Alexander von Schlippenbach
Music journalist, author and sound artist Michael Rüsenberg invites jazz greats to an interesting exchange at "Speak Like A Child." The title of the series goes back to the title track of the legendary Herbie Hancock album from 1968 and is a reference to the musical primary color of the Stadtgarten. Now the popular interview series is also available as a podcast, listen here on this website, Spotify and iTunes.
With Alexander von Schlippenbach, one of the most important representatives of free jazz in Europe, one likes to associate "Berlin". But he is also a Cologne native; in any case, he graduated from high school here and studied composition at the Musikhochschule from 1959-64. The far more significant association, however, is "Globe Unity". In 1966 merely the title of a composition, to this day it is the name of probably the most important large formation of the European jazz avant-garde.
As a pianist, Alexander von Schlippenbach is a stylist in his own right. His greatest influences are Cecil Taylor, on the other hand Thelonious Monk; in 1996/97 he recorded Monk's complete works (70 pieces) with a quintet. Legendary his over five decades existing trio with Evan Parker (soprano saxophone) and Paul Lovens (drums), later Paul Lytton. He continues to tour in his ninth decade, including with his wife, pianist Aki Takase, and occasionally with his son Vincent, aka DJ Illvibe.

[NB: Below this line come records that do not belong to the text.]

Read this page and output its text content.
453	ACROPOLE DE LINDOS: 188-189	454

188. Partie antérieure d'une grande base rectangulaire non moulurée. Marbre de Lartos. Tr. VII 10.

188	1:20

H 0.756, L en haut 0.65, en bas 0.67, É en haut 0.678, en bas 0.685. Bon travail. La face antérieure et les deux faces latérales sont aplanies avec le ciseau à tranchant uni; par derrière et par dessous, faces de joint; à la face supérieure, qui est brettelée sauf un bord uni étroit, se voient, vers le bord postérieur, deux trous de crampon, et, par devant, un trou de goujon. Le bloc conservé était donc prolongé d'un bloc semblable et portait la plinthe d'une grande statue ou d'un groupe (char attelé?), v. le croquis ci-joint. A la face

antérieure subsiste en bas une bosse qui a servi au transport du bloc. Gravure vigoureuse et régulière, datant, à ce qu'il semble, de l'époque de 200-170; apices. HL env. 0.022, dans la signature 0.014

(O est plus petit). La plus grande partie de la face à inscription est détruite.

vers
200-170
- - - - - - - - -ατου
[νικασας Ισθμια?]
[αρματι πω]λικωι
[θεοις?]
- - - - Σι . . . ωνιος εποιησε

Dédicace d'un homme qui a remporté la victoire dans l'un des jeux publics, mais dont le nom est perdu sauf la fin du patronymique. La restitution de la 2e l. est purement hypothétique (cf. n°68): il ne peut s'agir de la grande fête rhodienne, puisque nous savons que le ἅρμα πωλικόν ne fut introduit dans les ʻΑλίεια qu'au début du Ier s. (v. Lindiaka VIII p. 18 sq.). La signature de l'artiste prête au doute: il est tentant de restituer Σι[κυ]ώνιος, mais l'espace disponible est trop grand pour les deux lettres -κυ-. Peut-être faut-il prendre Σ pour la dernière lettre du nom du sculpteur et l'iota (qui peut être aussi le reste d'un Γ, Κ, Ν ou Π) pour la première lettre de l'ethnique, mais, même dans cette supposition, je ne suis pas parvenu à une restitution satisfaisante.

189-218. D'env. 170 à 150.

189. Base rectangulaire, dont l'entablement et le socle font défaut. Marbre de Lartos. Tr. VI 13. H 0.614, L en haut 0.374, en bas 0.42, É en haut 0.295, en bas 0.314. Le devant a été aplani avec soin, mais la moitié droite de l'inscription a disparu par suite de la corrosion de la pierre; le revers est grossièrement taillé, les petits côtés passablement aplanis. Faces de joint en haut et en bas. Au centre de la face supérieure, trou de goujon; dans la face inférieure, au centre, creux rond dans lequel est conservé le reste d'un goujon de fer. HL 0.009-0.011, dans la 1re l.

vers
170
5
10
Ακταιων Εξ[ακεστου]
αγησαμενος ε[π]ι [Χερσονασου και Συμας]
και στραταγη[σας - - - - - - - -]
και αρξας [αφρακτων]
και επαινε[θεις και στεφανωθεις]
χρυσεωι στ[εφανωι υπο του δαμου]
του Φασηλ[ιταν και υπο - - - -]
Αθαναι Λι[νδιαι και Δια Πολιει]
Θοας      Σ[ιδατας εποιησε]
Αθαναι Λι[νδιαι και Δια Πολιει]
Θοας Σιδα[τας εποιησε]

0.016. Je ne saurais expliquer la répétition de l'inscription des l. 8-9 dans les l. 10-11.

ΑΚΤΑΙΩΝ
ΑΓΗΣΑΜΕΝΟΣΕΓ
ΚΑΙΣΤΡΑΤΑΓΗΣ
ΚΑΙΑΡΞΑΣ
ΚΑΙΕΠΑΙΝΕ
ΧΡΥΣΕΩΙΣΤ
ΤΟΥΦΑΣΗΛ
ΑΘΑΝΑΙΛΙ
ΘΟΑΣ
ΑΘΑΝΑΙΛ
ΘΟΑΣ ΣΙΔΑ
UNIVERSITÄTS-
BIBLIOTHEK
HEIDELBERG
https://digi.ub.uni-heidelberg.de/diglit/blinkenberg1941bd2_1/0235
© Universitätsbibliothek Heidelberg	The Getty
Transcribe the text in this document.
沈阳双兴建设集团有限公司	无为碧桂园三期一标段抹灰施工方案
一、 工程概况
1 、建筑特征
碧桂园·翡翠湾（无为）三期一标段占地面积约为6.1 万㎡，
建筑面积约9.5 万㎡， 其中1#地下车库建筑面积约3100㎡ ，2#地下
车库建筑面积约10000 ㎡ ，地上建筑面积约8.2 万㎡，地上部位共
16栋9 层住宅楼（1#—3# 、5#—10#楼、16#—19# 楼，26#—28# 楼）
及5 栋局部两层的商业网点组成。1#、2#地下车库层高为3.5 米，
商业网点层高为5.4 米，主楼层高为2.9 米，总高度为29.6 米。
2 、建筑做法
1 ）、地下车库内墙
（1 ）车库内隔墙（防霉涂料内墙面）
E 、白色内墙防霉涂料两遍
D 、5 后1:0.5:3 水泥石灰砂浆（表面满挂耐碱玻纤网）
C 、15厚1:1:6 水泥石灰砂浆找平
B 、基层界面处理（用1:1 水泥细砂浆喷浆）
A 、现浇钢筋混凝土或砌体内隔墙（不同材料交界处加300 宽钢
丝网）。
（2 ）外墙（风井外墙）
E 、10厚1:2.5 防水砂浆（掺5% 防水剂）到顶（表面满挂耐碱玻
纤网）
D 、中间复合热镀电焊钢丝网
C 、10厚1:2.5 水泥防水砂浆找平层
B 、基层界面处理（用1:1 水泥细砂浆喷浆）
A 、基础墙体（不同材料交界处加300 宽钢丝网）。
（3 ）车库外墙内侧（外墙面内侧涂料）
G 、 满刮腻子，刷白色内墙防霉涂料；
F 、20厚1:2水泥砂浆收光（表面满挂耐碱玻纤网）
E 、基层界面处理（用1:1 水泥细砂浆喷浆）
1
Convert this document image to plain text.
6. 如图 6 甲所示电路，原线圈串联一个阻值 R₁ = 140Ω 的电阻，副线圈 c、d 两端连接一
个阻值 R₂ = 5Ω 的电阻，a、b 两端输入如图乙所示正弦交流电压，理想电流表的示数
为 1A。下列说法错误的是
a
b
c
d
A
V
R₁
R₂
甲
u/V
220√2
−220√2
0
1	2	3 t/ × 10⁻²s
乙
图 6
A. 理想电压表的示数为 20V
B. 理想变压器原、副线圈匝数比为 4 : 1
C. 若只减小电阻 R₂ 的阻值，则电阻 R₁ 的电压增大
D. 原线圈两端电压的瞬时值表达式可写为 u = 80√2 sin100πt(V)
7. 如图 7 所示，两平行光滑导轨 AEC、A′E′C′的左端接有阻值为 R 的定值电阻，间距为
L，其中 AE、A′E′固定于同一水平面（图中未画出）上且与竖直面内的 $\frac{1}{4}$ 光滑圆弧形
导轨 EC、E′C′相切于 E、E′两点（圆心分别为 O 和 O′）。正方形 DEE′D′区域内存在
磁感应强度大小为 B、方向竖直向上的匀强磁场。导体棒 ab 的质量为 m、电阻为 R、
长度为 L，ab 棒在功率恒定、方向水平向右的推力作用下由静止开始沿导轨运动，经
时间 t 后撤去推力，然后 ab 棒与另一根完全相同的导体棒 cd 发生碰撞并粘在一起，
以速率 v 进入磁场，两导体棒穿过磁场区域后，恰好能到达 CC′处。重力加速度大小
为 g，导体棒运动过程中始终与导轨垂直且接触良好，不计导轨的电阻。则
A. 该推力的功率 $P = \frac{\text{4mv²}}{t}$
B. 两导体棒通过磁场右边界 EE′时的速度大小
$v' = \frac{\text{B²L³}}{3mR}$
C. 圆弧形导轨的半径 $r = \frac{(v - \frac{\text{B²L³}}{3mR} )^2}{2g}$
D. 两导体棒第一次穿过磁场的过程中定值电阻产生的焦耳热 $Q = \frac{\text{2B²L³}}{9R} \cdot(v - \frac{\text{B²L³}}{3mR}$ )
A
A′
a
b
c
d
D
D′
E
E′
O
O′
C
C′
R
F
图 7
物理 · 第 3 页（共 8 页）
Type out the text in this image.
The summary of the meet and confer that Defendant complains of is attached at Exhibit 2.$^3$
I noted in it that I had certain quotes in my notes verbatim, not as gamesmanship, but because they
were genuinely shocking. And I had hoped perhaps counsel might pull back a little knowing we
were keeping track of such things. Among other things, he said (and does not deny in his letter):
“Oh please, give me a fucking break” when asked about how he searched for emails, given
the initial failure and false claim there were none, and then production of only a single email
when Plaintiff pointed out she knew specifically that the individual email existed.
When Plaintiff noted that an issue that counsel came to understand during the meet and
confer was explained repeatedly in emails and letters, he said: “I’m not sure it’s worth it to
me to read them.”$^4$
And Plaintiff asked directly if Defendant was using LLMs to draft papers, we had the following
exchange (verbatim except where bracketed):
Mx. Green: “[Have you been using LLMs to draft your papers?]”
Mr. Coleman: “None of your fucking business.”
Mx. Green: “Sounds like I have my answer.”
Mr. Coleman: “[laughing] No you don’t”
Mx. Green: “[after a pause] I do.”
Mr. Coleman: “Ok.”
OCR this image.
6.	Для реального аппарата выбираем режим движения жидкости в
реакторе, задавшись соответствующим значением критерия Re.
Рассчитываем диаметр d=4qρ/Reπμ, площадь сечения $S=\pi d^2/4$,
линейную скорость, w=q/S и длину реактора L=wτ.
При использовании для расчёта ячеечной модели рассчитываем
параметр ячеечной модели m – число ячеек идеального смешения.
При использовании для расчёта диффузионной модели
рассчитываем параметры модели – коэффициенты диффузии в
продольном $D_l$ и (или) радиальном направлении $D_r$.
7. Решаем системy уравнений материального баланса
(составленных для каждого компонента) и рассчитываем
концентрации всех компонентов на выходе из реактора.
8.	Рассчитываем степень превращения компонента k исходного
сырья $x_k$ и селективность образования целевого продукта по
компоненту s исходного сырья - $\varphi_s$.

He has received several awards, including the Albert Mangelsdorff Prize in 1994, the SWR Jazz Prize in 2007, and the Federal Cross of Merit in 2017. The conversation with Alexander von Schlippenbach took place on Easter Monday, April 10, 2023, in the lounge of the Stadtgarten, three days after his 85th birthday. That was at 6 p.m., in front of an audience; at 8 p.m. he was sitting at the grand piano on the Stadtgarten stage with The Bridge, the quartet of Portuguese saxophonist Rodrigo Amado.